Degradation of apolipoprotein II mRNA occurs via endonucleolytic cleavage at 5'-AAU-3'/5'-UAA-3' elements in single-stranded loop domains of the 3'-noncoding region

Abstract

Degradation intermediates of the estrogen-regulated apolipoprotein (apo) II mRNA were identified by S1 nuclease mapping and primer extension analysis. S1 mapping of poly(A)-RNA detected a series of mRNAs truncated at specific sites in the 3'-noncoding region. Many of these sites were also detected by primer extension analysis indicating that truncated molecules resulted from endonucleolytic cleavage in the 3'-noncoding region. Identical cleavage sites were seen with RNA from estrogen-treated animals or from animals withdrawn from hormone under conditions where apoII mRNA degraded in the slow (t1/2 = 13 h) or rapid (t1/2 = 1.5 h) decay mode. No differences were seen in poly(A) tail length or heterogeneity among these conditions. These results indicate that the estrogen-induced alteration in apoII mRNA turnover does not involve a new pathway of degradation, but, more likely, involves an increased targeting of the mRNA for degradation by a preexisting pathway. These data are consistent with a mechanism in which the initial step in apoII mRNA degradation is an endonucleolytic cleavage in the 3'-noncoding region without prior removal of the poly(A) tail. The endonucleolytic cleavage sites occurred predominantly at 5'-AAU-3' or 5'-UAA-3' trinucleotides found in single-stranded domains in a secondary structure model of the naked mRNA (Hwang, S-P. L., Eisenberg, M., Binder, R., Shelness, G. S., and Williams, D. L. (1989) J. Biol. Chem. 264, 8410-8418). The structure of the 3'-noncoding region in polyribosomal messenger ribonucleoprotein was examined by titrations of liver homogenates with dimethyl sulfate and cobra venom RNase.
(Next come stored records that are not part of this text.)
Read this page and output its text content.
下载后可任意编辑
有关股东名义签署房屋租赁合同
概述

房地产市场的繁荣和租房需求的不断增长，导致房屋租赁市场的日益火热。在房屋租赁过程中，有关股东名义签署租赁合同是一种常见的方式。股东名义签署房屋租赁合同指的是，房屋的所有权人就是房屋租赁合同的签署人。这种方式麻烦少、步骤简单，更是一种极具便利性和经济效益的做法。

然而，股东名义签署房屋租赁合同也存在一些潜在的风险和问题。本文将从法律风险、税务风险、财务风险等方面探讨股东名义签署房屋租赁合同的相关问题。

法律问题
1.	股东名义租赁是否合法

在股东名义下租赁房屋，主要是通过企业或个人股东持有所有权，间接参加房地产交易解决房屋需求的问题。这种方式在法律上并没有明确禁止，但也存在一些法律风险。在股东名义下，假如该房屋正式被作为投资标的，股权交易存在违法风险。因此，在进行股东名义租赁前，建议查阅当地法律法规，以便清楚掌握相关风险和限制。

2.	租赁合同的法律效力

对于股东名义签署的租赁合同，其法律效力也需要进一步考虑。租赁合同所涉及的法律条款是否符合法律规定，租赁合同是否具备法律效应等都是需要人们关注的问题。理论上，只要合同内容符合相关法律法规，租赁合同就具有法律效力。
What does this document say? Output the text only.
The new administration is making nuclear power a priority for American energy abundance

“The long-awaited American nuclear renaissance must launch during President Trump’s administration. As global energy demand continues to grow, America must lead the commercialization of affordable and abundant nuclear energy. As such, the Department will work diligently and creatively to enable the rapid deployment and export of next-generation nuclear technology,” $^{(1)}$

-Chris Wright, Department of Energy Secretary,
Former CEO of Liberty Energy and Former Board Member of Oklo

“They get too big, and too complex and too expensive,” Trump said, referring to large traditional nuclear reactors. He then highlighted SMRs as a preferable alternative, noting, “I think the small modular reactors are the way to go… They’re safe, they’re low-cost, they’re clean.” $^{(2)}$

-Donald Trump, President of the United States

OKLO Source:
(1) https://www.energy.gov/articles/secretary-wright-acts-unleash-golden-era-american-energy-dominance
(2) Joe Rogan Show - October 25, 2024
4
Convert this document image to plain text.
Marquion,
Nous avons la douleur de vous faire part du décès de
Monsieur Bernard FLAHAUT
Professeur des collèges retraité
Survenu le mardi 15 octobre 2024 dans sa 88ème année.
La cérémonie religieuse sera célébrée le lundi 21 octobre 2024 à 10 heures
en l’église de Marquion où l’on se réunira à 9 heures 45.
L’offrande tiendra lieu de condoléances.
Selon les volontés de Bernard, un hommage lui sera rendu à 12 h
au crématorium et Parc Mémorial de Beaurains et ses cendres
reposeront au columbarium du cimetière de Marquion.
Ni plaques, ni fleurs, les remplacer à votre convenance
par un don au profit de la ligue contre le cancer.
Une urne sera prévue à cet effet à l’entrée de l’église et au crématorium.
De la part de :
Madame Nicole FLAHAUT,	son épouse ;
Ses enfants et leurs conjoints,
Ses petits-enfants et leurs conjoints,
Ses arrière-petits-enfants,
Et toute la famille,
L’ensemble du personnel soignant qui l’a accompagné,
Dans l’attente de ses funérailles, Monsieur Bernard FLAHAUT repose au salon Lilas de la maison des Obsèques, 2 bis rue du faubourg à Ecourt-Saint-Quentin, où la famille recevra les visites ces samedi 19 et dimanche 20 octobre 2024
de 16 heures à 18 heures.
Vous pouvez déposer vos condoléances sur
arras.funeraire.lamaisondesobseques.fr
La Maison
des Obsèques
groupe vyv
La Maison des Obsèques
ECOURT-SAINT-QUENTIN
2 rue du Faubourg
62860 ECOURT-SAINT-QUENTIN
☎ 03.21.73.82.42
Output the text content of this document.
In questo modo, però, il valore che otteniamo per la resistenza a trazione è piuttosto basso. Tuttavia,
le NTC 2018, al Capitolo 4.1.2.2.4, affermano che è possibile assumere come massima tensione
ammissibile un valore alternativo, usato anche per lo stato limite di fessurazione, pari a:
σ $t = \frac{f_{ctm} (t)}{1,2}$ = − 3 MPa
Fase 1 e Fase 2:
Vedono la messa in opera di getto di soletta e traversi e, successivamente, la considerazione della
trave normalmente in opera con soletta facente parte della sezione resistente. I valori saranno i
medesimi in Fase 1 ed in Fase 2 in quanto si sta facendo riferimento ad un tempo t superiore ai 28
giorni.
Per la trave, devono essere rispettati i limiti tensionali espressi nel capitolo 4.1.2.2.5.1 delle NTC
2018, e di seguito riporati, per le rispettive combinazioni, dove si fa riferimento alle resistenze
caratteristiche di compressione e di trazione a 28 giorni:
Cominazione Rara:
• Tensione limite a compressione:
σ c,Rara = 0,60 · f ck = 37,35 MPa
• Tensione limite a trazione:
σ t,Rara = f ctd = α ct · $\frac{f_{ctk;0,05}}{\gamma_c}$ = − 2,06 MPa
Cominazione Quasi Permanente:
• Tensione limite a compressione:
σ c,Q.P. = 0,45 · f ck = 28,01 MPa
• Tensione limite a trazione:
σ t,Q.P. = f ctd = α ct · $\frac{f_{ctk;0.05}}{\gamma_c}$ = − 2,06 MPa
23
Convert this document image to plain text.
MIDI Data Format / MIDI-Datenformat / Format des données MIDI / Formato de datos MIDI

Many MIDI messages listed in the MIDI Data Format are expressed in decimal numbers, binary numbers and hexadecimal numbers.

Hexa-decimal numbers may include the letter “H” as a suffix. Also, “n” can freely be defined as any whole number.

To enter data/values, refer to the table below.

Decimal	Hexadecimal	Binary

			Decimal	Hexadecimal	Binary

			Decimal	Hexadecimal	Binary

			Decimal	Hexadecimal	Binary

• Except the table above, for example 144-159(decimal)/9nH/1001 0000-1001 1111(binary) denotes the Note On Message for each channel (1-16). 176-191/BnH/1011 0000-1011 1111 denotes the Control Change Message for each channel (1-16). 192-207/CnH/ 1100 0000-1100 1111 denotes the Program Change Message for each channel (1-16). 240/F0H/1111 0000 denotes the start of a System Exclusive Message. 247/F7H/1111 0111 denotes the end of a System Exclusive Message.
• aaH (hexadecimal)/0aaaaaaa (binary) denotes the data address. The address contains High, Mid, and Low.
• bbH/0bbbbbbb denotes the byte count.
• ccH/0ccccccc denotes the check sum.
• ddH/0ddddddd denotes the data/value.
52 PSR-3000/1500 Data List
The results suggest that the typical cleavage site is a 5'-AAU-3' or 5'-UAA-3' trinucleotide in an accessible single-stranded loop domain. Single-stranded domains alone or accessible domains alone are not sufficient for cleavage. Similarly, 5'-AAU-3' or 5'-UAA-3' trinucleotides alone are not sufficient for cleavage. Localization of these trinucleotides to accessible single-stranded domains in the polyribosomal messenger ribonucleoprotein may provide the specificity for cleavage during targeted degradation.